There are games of football that feel like the inevitable product of their circumstances: system against system, the attacking and defensive patterns predetermined days in advance, the result telegraphed from the moment the first ball is kicked. Then there are the games in which Granit Xhaka runs the midfield, a mass brawl breaks out in the closing minutes and Eddie Nketiah scores twice against a team currently sanctioned by the UK government.
Chaos, farce, or high entertainment? Probably a mixture of all three. As shirtless Arsenal fans clambered over each other in the Shed End, as a fuming César Azpilicueta remonstrated with some of the few Chelsea supporters who were left in the ground, it was tempting to write this off as a classic slice of freak Premier League, a crunch London derby with all the logic and ambience of a Carabao Cup fourth-round tie.

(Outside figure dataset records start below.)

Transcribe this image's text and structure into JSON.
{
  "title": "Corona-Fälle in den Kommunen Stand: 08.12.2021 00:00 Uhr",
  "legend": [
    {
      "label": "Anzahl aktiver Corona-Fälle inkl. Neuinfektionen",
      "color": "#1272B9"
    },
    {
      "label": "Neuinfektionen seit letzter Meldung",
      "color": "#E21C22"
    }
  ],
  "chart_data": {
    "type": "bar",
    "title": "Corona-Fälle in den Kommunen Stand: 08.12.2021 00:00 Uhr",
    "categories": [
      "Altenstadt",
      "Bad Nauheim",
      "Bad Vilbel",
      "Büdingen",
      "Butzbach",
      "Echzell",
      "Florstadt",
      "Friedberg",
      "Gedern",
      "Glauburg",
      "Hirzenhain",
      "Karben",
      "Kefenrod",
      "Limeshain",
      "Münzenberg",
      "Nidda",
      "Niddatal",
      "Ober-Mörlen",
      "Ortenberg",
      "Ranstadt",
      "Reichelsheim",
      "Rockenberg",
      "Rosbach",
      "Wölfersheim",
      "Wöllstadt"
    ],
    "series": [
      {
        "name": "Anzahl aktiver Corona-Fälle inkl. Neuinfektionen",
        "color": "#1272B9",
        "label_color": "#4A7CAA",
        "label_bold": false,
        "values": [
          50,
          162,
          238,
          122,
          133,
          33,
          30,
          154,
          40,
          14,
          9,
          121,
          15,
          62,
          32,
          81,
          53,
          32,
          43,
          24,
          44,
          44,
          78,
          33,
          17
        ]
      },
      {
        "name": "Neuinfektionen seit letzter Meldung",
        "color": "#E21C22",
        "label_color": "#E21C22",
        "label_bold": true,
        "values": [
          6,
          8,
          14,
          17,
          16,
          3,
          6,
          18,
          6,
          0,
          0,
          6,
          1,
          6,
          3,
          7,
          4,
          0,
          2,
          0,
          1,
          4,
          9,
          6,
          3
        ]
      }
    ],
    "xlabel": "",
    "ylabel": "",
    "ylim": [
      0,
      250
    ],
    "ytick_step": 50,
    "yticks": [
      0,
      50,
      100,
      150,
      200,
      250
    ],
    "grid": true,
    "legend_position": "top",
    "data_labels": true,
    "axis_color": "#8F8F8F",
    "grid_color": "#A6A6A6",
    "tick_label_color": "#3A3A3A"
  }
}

Chelsea remain well ahead in the race for Champions League football. Thomas Tuchel sent out a weakened, experimental XI. Their attentions are understandably divided at the moment. Perhaps this was simply a case of victory going to the team who cared more.
But pick through the bones of Chelsea’s third consecutive home defeat and there are signs of legitimate concern. Most obviously you fear for that defence, so impregnable and well drilled earlier in the season, but which has already conceded more goals in 2022 than it did in the first 10 months of 2021. Even Thiago Silva’s introduction at half-time failed to blunt Arsenal’s threat on the counter-attack, the prevailing mood of panic that seems to grip Chelsea every time someone vaguely decent runs at them.
And yet, even in the wake of a four-goal trouncing, it felt like a convenient scapegoat had already been identified. Barely a minute before he was substituted to a chorus of boos from his own fans, Romelu Lukaku was making a decisive run to the near post, in anticipation of a cross from Timo Werner. Werner failed to see him and instead cut the ball back into space. And in a way that little exchange summed up Lukaku’s season at Chelsea, a season of misunderstandings and misalignment, in which a £97.5m striker has somehow become the emblem of everything wrong with the club.
Certainly you sense that the fans would feel no great nostalgia for Lukaku should Chelsea cut their losses and get rid of him in the summer. Lukaku is an old 28, with more than 600 games in his legs for club and country and lacking some of the pace and sharpness of his early years. He has not scored a league goal in four months. In the last fortnight alone he has missed decisive chances against Real Madrid in the Champions League and Crystal Palace in the FA Cup semi-final. In the long run, Werner and Kai Havertz and even Armando Broja – on loan at Southampton – are probably more valuable.
Even Tuchel, you feel, has reconciled himself to the essential disposability of his record signing, claiming before the FA Cup semi‑final on Sunday that Lukaku was “not fit enough for the intensity of our game”.
Meanwhile you can also sense Tuchel’s apathy in the way he talks about Havertz, a player he genuinely seems to love: “He gives us volume, he covers a lot of metres in high intensity, he loves to create overloads and half‑spaces.”
Lukaku, by contrast, is described in the terms of a pure finisher: a man who if he is not contributing goals is basically useless. “Of course we want to serve him,” Tuchel said of him earlier this year. “But sometimes he needs to do service as well.”
And so Lukaku finds himself in the invidious position of having to adapt to a team that in many ways has moved beyond him, a conventional striker in an unconventional team.
Here he ran and he scurried, he toyed with the offside trap, he drifted deep and into the channels. He missed a good chance when the score was still 0-0. He executed a delightful nutmeg on Gabriel early in the second half. And yet for the most part, the ball was inevitably funnelled somewhere else, moved in patterns he is no longer equipped to interpret.
This is, lest we forget, a man who scored 24 times in Serie A last season.
Who may well go on to break the all-time record for international goals.
Who will probably go on to do an excellent job for another club, one built more explicitly around his target-man strengths.
In the meantime there will probably be new Chelsea owners within a matter of days, at which point virtually every asset will be evaluated and given a shelf life. With a little time and little love, Lukaku could still thrive at Stamford Bridge. But it’s becoming increasingly clear he has neither.